Une famille syrienne poursuit Frontex en justice pour son renvoi par avion de la Grèce vers la Turquie
22 octobre 2021La Cour européenne de justice a été saisie, mercredi, pour le renvoi illégal en 2016 d’une famille syrienne de la Grèce vers la Turquie. Frontex, l’agence des garde-frontières européenne, est accusée d’avoir expulsé par avion cette famille, en pleine procédure de demande d’asile, en lui faisant croire qu’elle allait à Athènes.

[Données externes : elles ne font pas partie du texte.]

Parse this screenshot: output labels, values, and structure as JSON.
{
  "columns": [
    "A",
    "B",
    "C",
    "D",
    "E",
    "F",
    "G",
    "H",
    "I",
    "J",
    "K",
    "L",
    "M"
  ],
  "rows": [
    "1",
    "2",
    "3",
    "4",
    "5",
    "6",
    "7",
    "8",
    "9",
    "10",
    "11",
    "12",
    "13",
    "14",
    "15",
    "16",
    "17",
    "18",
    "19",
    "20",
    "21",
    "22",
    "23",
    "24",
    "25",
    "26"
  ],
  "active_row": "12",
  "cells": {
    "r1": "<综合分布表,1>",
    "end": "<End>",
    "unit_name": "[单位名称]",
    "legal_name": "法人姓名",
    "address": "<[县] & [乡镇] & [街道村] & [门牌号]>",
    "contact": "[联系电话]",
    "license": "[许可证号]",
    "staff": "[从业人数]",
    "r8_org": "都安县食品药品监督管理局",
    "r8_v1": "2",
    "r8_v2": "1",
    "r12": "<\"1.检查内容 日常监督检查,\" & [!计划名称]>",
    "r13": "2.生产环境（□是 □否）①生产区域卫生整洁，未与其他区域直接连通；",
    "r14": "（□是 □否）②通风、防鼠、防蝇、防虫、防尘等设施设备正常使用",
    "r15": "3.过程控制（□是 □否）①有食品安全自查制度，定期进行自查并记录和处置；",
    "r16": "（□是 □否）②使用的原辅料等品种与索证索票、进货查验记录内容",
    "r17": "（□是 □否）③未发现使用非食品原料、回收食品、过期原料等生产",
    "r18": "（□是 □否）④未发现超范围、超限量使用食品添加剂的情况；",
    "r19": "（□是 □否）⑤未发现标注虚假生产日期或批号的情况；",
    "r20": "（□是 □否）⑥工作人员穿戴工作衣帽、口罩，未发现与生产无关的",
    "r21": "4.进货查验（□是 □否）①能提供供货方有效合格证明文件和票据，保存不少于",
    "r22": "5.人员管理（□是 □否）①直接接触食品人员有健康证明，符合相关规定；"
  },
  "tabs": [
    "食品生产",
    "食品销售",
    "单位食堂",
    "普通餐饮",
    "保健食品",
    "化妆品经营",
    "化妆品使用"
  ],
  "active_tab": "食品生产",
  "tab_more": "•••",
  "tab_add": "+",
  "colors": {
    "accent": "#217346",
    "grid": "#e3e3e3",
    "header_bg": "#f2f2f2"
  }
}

Un cabinet néerlandais d’avocats spécialisés dans la défense des droits de l’homme a annoncé, mercredi 20 octobre, qu’il avait intenté une action en justice contre Frontex, l’agence européenne de protection des frontières, pour le renvoi illégal d’une famille syrienne, demandeuse d’asile, depuis la Grèce vers la Turquie.

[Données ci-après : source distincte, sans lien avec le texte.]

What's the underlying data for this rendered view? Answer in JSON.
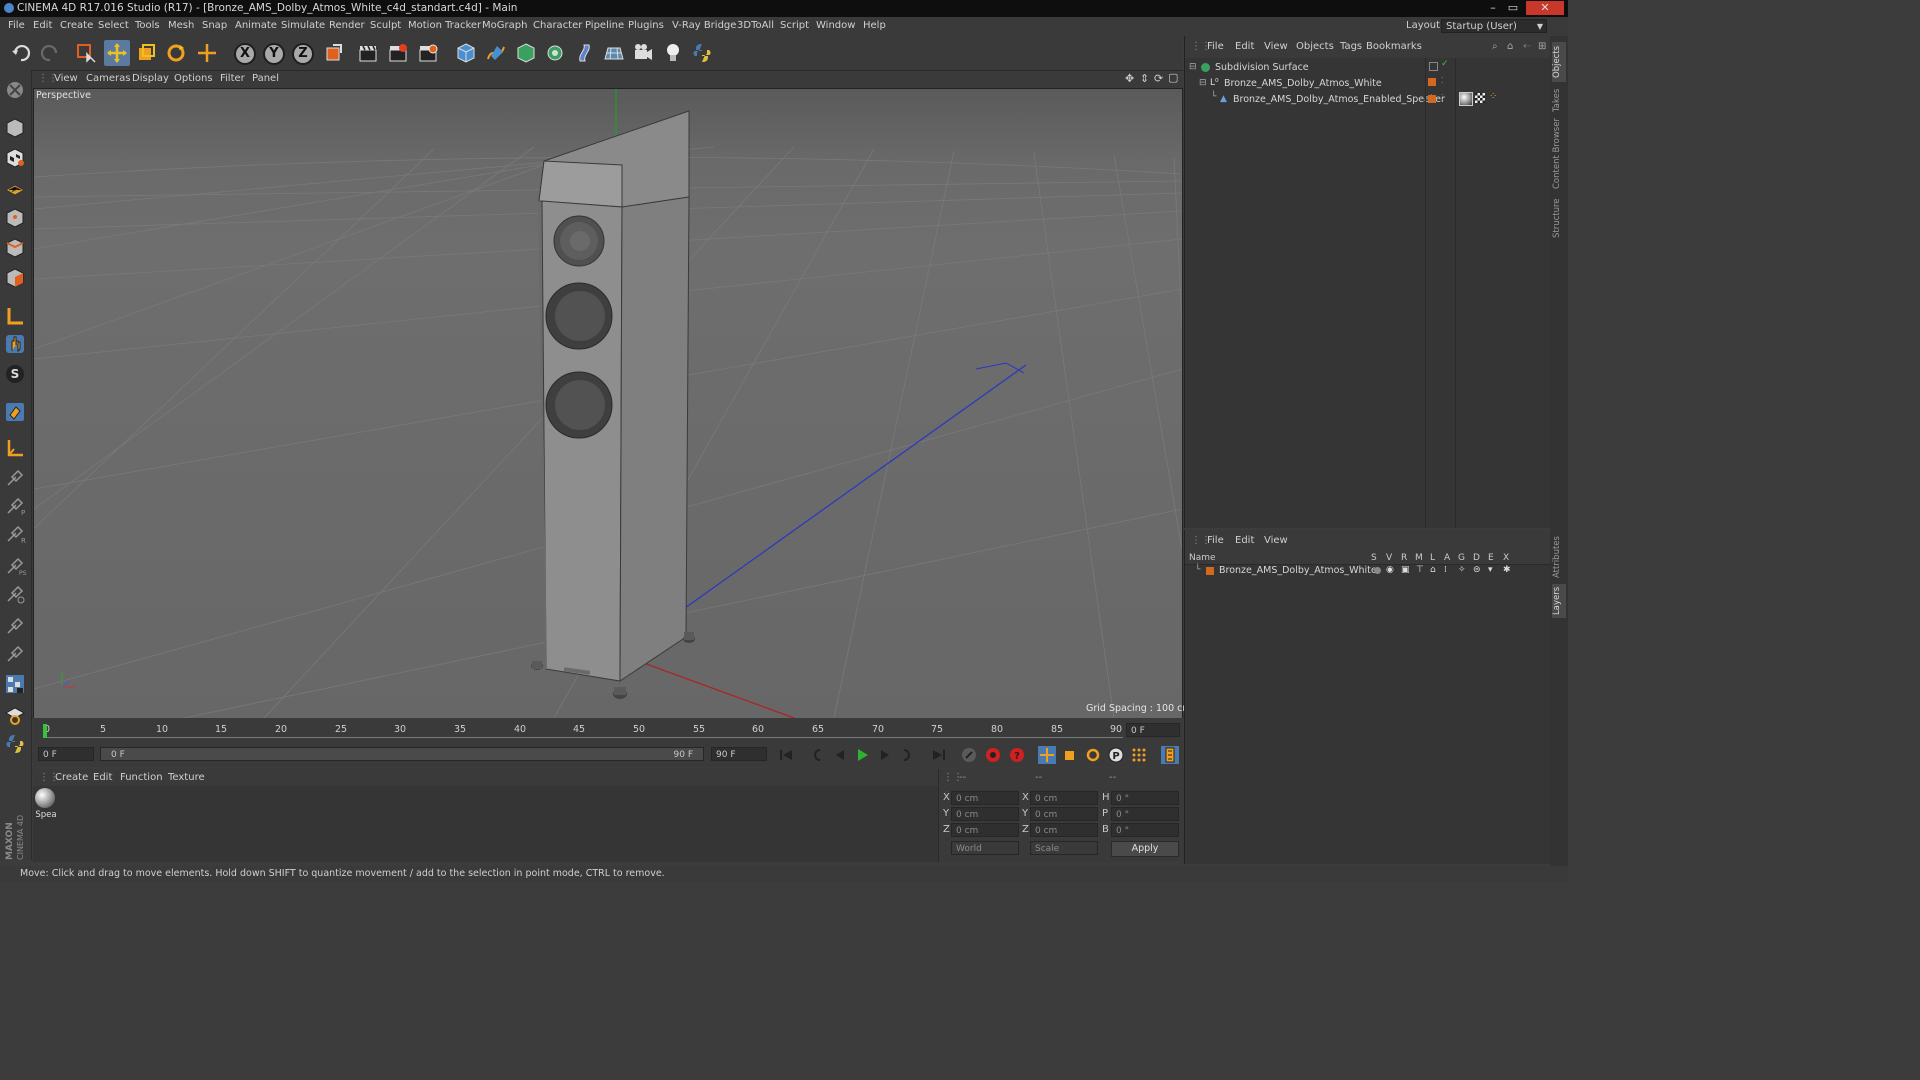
{
  "window": {
    "title": "CINEMA 4D R17.016 Studio (R17) - [Bronze_AMS_Dolby_Atmos_White_c4d_standart.c4d] - Main",
    "controls": [
      "–",
      "▭",
      "✕"
    ]
  },
  "menubar": {
    "items": [
      "File",
      "Edit",
      "Create",
      "Select",
      "Tools",
      "Mesh",
      "Snap",
      "Animate",
      "Simulate",
      "Render",
      "Sculpt",
      "Motion Tracker",
      "MoGraph",
      "Character",
      "Pipeline",
      "Plugins",
      "V-Ray Bridge",
      "3DToAll",
      "Script",
      "Window",
      "Help"
    ],
    "layout_label": "Layout:",
    "layout_value": "Startup (User)"
  },
  "toolbar": {
    "axis_x": "X",
    "axis_y": "Y",
    "axis_z": "Z"
  },
  "viewport": {
    "menu": [
      "View",
      "Cameras",
      "Display",
      "Options",
      "Filter",
      "Panel"
    ],
    "label": "Perspective",
    "grid_spacing": "Grid Spacing : 100 cm"
  },
  "timeline": {
    "ticks": [
      "0",
      "5",
      "10",
      "15",
      "20",
      "25",
      "30",
      "35",
      "40",
      "45",
      "50",
      "55",
      "60",
      "65",
      "70",
      "75",
      "80",
      "85",
      "90"
    ],
    "current_frame": "0 F"
  },
  "transport": {
    "start_field": "0 F",
    "range_start": "0 F",
    "range_end": "90 F",
    "end_field": "90 F"
  },
  "material_panel": {
    "menu": [
      "Create",
      "Edit",
      "Function",
      "Texture"
    ],
    "material_label": "Spea"
  },
  "coordinates": {
    "header": [
      "--",
      "--",
      "--"
    ],
    "rows": [
      {
        "a": "X",
        "av": "0 cm",
        "b": "X",
        "bv": "0 cm",
        "c": "H",
        "cv": "0 °"
      },
      {
        "a": "Y",
        "av": "0 cm",
        "b": "Y",
        "bv": "0 cm",
        "c": "P",
        "cv": "0 °"
      },
      {
        "a": "Z",
        "av": "0 cm",
        "b": "Z",
        "bv": "0 cm",
        "c": "B",
        "cv": "0 °"
      }
    ],
    "world": "World",
    "scale": "Scale",
    "apply": "Apply"
  },
  "object_manager": {
    "menu": [
      "File",
      "Edit",
      "View",
      "Objects",
      "Tags",
      "Bookmarks"
    ],
    "objects": [
      {
        "name": "Subdivision Surface",
        "level": 0
      },
      {
        "name": "Bronze_AMS_Dolby_Atmos_White",
        "level": 1
      },
      {
        "name": "Bronze_AMS_Dolby_Atmos_Enabled_Speaker",
        "level": 2
      }
    ]
  },
  "layer_manager": {
    "menu": [
      "File",
      "Edit",
      "View"
    ],
    "name_header": "Name",
    "columns": [
      "S",
      "V",
      "R",
      "M",
      "L",
      "A",
      "G",
      "D",
      "E",
      "X"
    ],
    "layers": [
      {
        "name": "Bronze_AMS_Dolby_Atmos_White"
      }
    ]
  },
  "side_tabs": [
    "Objects",
    "Takes",
    "Content Browser",
    "Structure",
    "Attributes",
    "Layers"
  ],
  "status": {
    "text": "Move: Click and drag to move elements. Hold down SHIFT to quantize movement / add to the selection in point mode, CTRL to remove."
  },
  "branding": "MAXON CINEMA 4D",
  "colors": {
    "accent": "#4a86c8",
    "layer_color": "#d2691e",
    "axis_x": "#cc3322",
    "axis_y": "#33aa33",
    "axis_z": "#3344cc"
  }
}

L’histoire remonte à 5 ans, presque jour pour jour, raconte le Guardian, quand une famille originaire de Syrie et résidant sur l’île grecque de Kos, a été mise dans un avion et expulsée vers la Turquie alors qu’elle avait lancé une procédure de demande d’asile en Grèce.
Les parents et les quatre enfants (âgés de 1 à 7 ans) – dont l’identité reste secrète pour des raisons de sécurité – affirment avoir été piégés par des fonctionnaires de l’UE et de la Grèce, qui leur ont fait croire qu’ils seraient transportés par avion jusqu’à Athènes alors qu’ils faisaient route vers la ville turque d’Adana.
« Je n’ai jamais su que j’allais être être expulsé »
Les réfugiés avaient été transportés à Kos après avoir déposé leur demande d’asile sur l’île grecque de Leros, l’un des cinq hotspots de la mer Égée. « Je n’ai jamais su que j’allais [être] expulsé vers la Turquie », a déclaré à la presse le père de famille, alors âgé de 33 ans, après avoir été placé dans le camp de détention de Düziçi, dans le sud du pays, en 2016. « Les policiers grecs m’ont dit : ‘Laisse ton dîner, prends tes affaires, nous allons t’emmener dans un poste de police pour la nuit et [puis] demain matin à Athènes.' »
Une fois à bord du vol, la famille, a été contrainte de s’asseoir à l’écart les uns des autres, à côté de gardes, identifiés plus tard grâce aux insignes de leurs uniformes. Ce n’est que lorsque le plus jeune des enfants s’est mis à pleurer qu’il a été autorisé à s’asseoir sur les genoux de sa mère.>
Il aura fallu trois ans et huit mois pour que Frontex réponde aux demandes d’explications du cabinet néerlandais. « Ils n’ont pris aucune mesure pour vérifier s’il était légal de faire sortir cette famille de Grèce », a déclaré l’avocate.
« Demander des comptes »
Cette action met en lumière les pushbacks, ces refoulements illégaux entre deux pays voisins. Lisa-Marie Komp a déclaré qu’il était crucial que Frontex, qui compte 660 agents travaillant aux côtés de leurs homologues grecs aux frontières maritimes, terrestres et aériennes de la Grèce, soit tenue de rendre des comptes. « Si cela n’est pas possible, cela reviendrait à saper le principe fondamental de l’État de droit », clame l’avocate.>
Ce n’est pas la première fois que Frontex se retrouve assigné en justice. Au mois de mai 2021, deux demandeurs d’asile, un mineur congolais et une Burundaise, ont porté plainte contre l’agence. Après avoir atteint l’île de Lesbos, toux deux affirment avoir été refoulés illégalement vers la Turquie.
Depuis l’automne dernier, l’agence européenne de garde-frontières et de garde-côtes est également pointée du doigt dans des incidents de refoulements de bateaux de demandeurs d’asile de Grèce vers la Turquie.